Allianz für ein Thema
«Es ist eine neue, interessante Art der Zusammenarbeit», sagt Sabine Maier, Geschäftsleiterin von Vivamos Mejor. 2019 gründete die NGO zusammen mit fünf weiteren Schweizer Hilfswerken die Allianz Sufosec. 2019 hatte die Direktion für Entwicklung und Zusammenarbeit DEZA Programmbeiträge für Allianzen in Aussicht gestellt. Als Sufosec haben sich die sechs Partner erfolgreich mit einem gemeinsamen Programm dafür beworben.

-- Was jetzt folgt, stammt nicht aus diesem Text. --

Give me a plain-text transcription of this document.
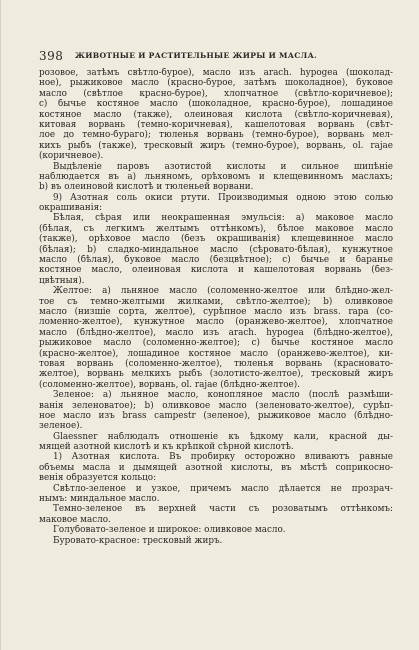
398 ЖИВОТНЫЕ И РАСТИТЕЛЬНЫЕ ЖИРЫ И МАСЛА.
розовое, затѣмъ свѣтло-бурое), масло изъ arach. hypogea (шоколад-
ное), рыжиковое масло (красно-бурое, затѣмъ шоколадное), буковое
масло (свѣтлое красно-бурое), хлопчатное (свѣтло-коричневое);
c) бычье костяное масло (шоколадное, красно-бурое), лошадиное
костяное масло (также), олеиновая кислота (свѣтло-коричневая),
китовая ворвань (темно-коричневая), кашелотовая ворвань (свѣт-
лое до темно-бураго); тюленья ворвань (темно-бурое), ворвань мел-
кихъ рыбъ (также), тресковый жиръ (темно-бурое), ворвань, ol. rajae
(коричневое).
Выдѣленіе паровъ азотистой кислоты и сильное шипѣніе
наблюдается въ a) льняномъ, орѣховомъ и клещевинномъ маслахъ;
b) въ олеиновой кислотѣ и тюленьей ворвани.
9) Азотная соль окиси ртути. Производимыя одною этою солью
окрашиванія:
Бѣлая, сѣрая или неокрашенная эмульсія: a) маковое масло
(бѣлая, съ легкимъ желтымъ оттѣнкомъ), бѣлое маковое масло
(также), орѣховое масло (безъ окрашиванія) клещевинное масло
(бѣлая); b) сладко-миндальное масло (сѣровато-бѣлая), кунжутное
масло (бѣлая), буковое масло (безцвѣтное); c) бычье и баранье
костяное масло, олеиновая кислота и кашелотовая ворвань (без-
цвѣтныя).
Желтое: a) льняное масло (соломенно-желтое или блѣдно-жел-
тое съ темно-желтыми жилками, свѣтло-желтое); b) оливковое
масло (низшіе сорта, желтое), сурѣпное масло изъ brass. rapa (со-
ломенно-желтое), кунжутное масло (оранжево-желтое), хлопчатное
масло (блѣдно-желтое), масло изъ arach. hypogea (блѣдно-желтое),
рыжиковое масло (соломенно-желтое); c) бычье костяное масло
(красно-желтое), лошадиное костяное масло (оранжево-желтое), ки-
товая ворвань (соломенно-желтое), тюленья ворвань (красновато-
желтое), ворвань мелкихъ рыбъ (золотисто-желтое), тресковый жиръ
(соломенно-желтое), ворвань, ol. rajae (блѣдно-желтое).
Зеленое: a) льняное масло, конопляное масло (послѣ размѣши-
ванія зеленоватое); b) оливковое масло (зеленовато-желтое), сурѣп-
ное масло изъ brass campestr (зеленое), рыжиковое масло (блѣдно-
зеленое).
Glaessner наблюдалъ отношеніе къ ѣдкому кали, красной ды-
мящей азотной кислотѣ и къ крѣпкой сѣрной кислотѣ.
1) Азотная кислота. Въ пробирку осторожно вливаютъ равные
объемы масла и дымящей азотной кислоты, въ мѣстѣ соприкосно-
венія образуется кольцо:
Свѣтло-зеленое и узкое, причемъ масло дѣлается не прозрач-
нымъ: миндальное масло.
Темно-зеленое въ верхней части съ розоватымъ оттѣнкомъ:
маковое масло.
Голубовато-зеленое и широкое: оливковое масло.
Буровато-красное: тресковый жиръ.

Und auch für die Beiträge 2023–2024 hat das DEZA die Allianz berücksichtigt. Die Zusammenarbeit zwischen den Allianzmitgliedern ist vertrauensvoll. Dies ermöglicht den direkten, unkomplizierten Austausch zwischen den Organisationen und einen offenen Dialog. Die Allianz verfolgt ein gemeinsames Ziel: wirksame Lösungen zur Überwindung von Mangelernährung und Hunger aufzuzeigen. Durch die Förderung nachhaltiger, lokaler Ernährungssysteme. Als Allianz können die Organisationen das Thema stärker in den Fokus rücken und gleichzeitig voneinander lernen. Beispielsweise publizierte die Allianz einen gemeinsamen Bericht zur Hungersituation auf der Basis von 14’000 Haushaltsbefragungen aus 16 Ländern. Sufosec liegt keine juristische Rechtsform zugrunde. «Im Moment ist es eine sehr schlanke Organisationsstruktur», sagt Sabine Maier. Eine klare Regelung stellt jedoch sicher, dass die Allianzmitglieder trotz unterschiedlicher Grösse gleichwertig sind. Alle tragen dieselben Kosten für die gemeinsamen Allianzaktivitäten. Alle haben dasselbe Mitspracherecht. Das Modell funktioniert gut. Als herausfordernd stellen sich die unterschiedlichen Funktionsweisen der einzelnen Allianzmitglieder heraus. Die verschiedenen Perspektiven befruchten sich aber auch gegenseitig. Auf Grund von juristischen und administrativen Aspekten könnte eine Rechtsform künftig ein Thema werden. Vorerst konzentriert sich die Allianz aber auf die Weiterentwicklung des gemeinsamen Programms ab 2025.
Bewertung mit Peers
In der praktischen Zusammenarbeit setzt die Allianz auf unterschiedliche Modelle. Bei der Umsetzung des gemeinsamen Programms, beim Monitoring und beim gegenseitigen Lernen ist die Zusammenarbeit eng. So haben die Organisationen ein gemeinsames Monitoringsystem aufgebaut, inklusive einer geteilten Software. Doch auch wenn es Projekte gibt, für welche sie gemeinsames Fundraising betreiben, arbeiten sie in diesem Bereich noch wenig zusammen. Jede Organisation setzt auch Projekte eigenständig um, wenn sie zum übergeordneten Zielraster beitragen. «Gleichzeitig gibt es mehrere gemeinsame Lerngruppen, in denen wir ein Thema zusammen weiterentwickeln», sagt Sabine Maier. Das Steering Committee übernimmt die strategische Leitung, die Finance Group wiederum koordiniert die finanzielle Berichterstattung, während in der Programmgruppe die Planung, das Monitoring und die Resultate besprochen werden. Hier sieht Sabine Maier einen grossen Mehrwert der Zusammenarbeit. Die eigene Arbeit wird vergleichbar. Die einzelnen Organisationen können sich nun vertieft
mit Peers vergleichen. Und gemeinsame Umfragen führen zu einer breiteren Datengrundlage mit stärkerer Aussagekraft.
Dezentral organisiert
Die gemeinsame Wissens- und Kompetenzebene kann das eigentliche Ziel einer Zusammenarbeit sein. Fachpersonen finden ihresgleichen und lernen voneinander. So tauscht sich die Schweizerische Lebensrettungsgesellschaft SLRG als Mitgliedsorganisation des Schweizerischen Roten Kreuzes (SRK) eng mit den Partnerorganisationen aus. Die SLRG selbst wiederum steht als Dachverband in Zusammenarbeit mit den Regionen und den Sektionen. Der Dachverband ist seiner Funktion entsprechend übergeordnet.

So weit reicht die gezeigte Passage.